Amendment 24 would remove the requirement on the Treasury to ensure the PRA’s rules “adequately replace” revoked parts of the CRR. It would replace this requirement with ensuring that the rules “replicate or otherwise reflect” them. I understand that the intention of this amendment is to probe the degree of flexibility allowed by the current drafting. The intention is not for the new PRA rules to completely mirror the CRR provisions that they will replace. The PRA rules will update the CRR provisions they replace to achieve compliance with the revised Basel standards, and the language of “adequately replaced by” is intended to allow for this.
The wording in the Bill— “adequately replaced”—is also phrased to ensure that the rules are written in a language appropriately tailored to the PRA’s rulebook, which is specifically for the UK sector, and that the regime remains coherent. The amendment replaces this with the word “replicated”, which suggests that the language of the EU CRR is copied over exactly into the rulebook. This may not be the most suitable language for the UK’s rulebook and may prevent the PRA making the necessary changes to ensure compliance with the latest Basel standards.

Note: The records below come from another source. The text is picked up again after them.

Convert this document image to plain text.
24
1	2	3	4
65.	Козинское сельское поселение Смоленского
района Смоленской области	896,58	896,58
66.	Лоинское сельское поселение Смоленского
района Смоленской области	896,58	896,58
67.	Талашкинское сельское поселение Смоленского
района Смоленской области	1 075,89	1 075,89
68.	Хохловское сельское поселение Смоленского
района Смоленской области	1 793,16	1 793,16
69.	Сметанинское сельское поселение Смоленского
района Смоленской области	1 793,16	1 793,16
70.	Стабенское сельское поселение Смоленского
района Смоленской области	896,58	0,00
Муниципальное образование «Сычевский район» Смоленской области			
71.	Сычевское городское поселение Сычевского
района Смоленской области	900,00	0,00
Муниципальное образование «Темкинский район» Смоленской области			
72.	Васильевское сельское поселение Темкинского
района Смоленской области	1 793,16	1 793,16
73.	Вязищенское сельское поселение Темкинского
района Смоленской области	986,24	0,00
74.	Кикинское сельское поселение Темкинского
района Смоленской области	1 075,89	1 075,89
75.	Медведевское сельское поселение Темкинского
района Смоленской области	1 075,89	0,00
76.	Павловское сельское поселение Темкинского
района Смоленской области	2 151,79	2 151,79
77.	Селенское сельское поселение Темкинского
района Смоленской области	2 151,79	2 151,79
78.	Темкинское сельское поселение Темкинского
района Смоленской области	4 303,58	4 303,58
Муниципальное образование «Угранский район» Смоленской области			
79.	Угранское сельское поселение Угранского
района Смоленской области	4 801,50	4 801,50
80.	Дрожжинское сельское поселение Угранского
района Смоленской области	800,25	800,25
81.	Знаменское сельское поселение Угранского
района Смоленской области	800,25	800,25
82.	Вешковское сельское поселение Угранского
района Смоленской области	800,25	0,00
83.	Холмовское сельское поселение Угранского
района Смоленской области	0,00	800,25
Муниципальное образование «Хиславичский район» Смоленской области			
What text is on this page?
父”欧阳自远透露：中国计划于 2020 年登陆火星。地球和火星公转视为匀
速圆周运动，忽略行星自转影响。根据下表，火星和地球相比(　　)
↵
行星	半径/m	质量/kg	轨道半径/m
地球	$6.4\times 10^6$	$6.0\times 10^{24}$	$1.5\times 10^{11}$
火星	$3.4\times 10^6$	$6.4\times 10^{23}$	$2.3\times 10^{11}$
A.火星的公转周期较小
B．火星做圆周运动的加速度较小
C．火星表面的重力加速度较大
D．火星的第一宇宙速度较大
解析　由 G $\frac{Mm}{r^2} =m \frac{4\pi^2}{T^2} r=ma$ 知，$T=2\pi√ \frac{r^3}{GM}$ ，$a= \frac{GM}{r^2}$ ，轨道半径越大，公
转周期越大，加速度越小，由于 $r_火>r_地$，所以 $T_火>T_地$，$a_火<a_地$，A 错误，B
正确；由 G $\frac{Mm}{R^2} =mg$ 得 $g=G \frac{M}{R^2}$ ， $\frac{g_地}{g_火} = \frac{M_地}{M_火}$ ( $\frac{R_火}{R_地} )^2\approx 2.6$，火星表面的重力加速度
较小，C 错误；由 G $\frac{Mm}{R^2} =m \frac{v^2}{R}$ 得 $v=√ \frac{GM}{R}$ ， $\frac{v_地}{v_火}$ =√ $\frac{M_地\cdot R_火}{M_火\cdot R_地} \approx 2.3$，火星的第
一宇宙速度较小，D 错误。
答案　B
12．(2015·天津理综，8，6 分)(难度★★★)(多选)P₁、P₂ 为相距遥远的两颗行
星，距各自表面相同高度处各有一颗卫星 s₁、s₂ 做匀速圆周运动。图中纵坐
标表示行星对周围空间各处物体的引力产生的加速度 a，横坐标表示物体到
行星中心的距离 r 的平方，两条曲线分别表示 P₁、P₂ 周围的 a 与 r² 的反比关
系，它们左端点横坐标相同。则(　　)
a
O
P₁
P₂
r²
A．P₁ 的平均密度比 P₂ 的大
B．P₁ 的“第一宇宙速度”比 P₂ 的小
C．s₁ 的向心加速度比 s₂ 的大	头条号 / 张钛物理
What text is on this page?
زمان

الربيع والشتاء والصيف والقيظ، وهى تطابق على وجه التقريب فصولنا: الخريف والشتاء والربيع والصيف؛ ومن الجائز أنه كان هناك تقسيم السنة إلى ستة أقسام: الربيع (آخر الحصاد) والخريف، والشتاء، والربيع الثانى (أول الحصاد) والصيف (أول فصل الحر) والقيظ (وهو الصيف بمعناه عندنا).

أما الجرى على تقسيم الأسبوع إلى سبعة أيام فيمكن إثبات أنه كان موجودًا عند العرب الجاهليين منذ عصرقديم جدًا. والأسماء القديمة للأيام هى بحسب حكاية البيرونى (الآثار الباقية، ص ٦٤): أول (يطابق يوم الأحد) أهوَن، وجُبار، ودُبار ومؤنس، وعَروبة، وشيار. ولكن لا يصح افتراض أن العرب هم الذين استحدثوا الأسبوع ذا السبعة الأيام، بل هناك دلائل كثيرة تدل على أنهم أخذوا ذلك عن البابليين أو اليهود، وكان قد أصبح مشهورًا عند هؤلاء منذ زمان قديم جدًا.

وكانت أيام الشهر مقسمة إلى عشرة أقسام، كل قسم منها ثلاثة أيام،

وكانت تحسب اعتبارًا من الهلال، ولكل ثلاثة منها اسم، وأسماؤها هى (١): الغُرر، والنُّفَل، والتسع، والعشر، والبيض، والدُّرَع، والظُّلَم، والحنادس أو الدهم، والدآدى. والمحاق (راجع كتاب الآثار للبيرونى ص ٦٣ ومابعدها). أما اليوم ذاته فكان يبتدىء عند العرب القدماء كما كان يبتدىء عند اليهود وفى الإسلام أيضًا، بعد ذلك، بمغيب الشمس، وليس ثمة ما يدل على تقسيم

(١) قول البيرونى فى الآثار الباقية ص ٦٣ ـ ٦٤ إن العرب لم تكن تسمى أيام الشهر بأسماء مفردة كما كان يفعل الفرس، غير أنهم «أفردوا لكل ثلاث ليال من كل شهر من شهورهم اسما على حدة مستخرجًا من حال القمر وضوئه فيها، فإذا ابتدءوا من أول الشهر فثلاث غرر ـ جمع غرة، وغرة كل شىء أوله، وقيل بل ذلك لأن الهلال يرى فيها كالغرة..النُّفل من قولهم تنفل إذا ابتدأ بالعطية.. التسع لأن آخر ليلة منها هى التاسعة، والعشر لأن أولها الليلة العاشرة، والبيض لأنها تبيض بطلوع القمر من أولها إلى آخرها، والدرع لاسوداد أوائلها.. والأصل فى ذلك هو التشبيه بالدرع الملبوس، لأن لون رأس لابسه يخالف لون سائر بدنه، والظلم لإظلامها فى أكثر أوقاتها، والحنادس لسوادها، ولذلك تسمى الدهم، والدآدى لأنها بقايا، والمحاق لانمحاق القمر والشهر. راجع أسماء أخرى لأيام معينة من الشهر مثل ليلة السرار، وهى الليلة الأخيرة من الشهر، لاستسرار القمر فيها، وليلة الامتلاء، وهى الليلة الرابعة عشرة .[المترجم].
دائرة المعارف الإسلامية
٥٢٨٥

In response to the noble Baroness, Lady Bowles, the EU—as I am sure she will recognise with her immense experience—is an outlier in the extent to which it specifies these matters in the equivalent of primary legislation. The approach taken in the Bill will bring us more into line with other major financial centres. This means that the EU is used to assessing rules set in the equivalent of regulator rules.
Amendment 25 would bind the Treasury into setting out why it thinks it is appropriate for the rules not to be replaced before laying the relevant regulations before Parliament. Clause 5 already provides for the PRA to prepare a document setting out whether its rules correspond to the revoked provision and, if so, how. The Government’s view is that that should be the primary document to explain why a CRR provision is not being replaced to provide a coherent explanation. If that document does not reflect a revocation where the CRR rule is not being replaced, this can be explained by the Treasury in the Explanatory Notes accompanying the statutory instrument revoking the rules. The amendment is therefore unnecessary, and I hope noble Lords will feel able not to press it.
I have received no requests to speak after the Minister, so I call the noble Lord, Lord Tunnicliffe.